De Nevers dans la Nièvre à Langogne en Lozère, la Via Allier dévoile chaque jour une nouvelle facette de la rivière qui lui a donné son nom. C’est juste au sud de Nevers, au fameux Bec d’Allier qui regarde se marier la Loire et l’Allier que le grand voyage commence vraiment. Là aussi que la Loire à Vélo et la Via Allier prennent chacune leur chemin, l’une pour descendre vers l’océan et l’autre pour remonter vers la source.

La véloroute de l’Auvergne traverse d’abord un petit bout du Cher et en profite pour s’écarter de la rivière. C’est pour mieux la retrouver ensuite, à l’entrée du département de l’Allier.
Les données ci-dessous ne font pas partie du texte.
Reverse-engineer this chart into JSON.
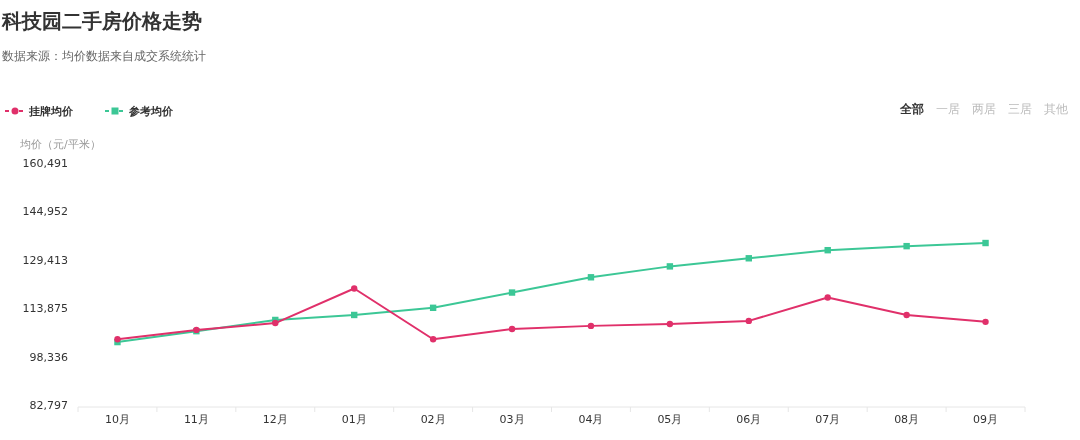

Autour de Moulins, la rivière porte une histoire, celle des mariniers de l’Allier. Plus au sud, elle abrite une réserve naturelle préservée. À Vichy, elle est un lac sur les rives duquel il fait bon flâner. La Via Allier fait aussi de belles escapades dans le vignoble de Saint-Pourçain et le bocage bourbonnais.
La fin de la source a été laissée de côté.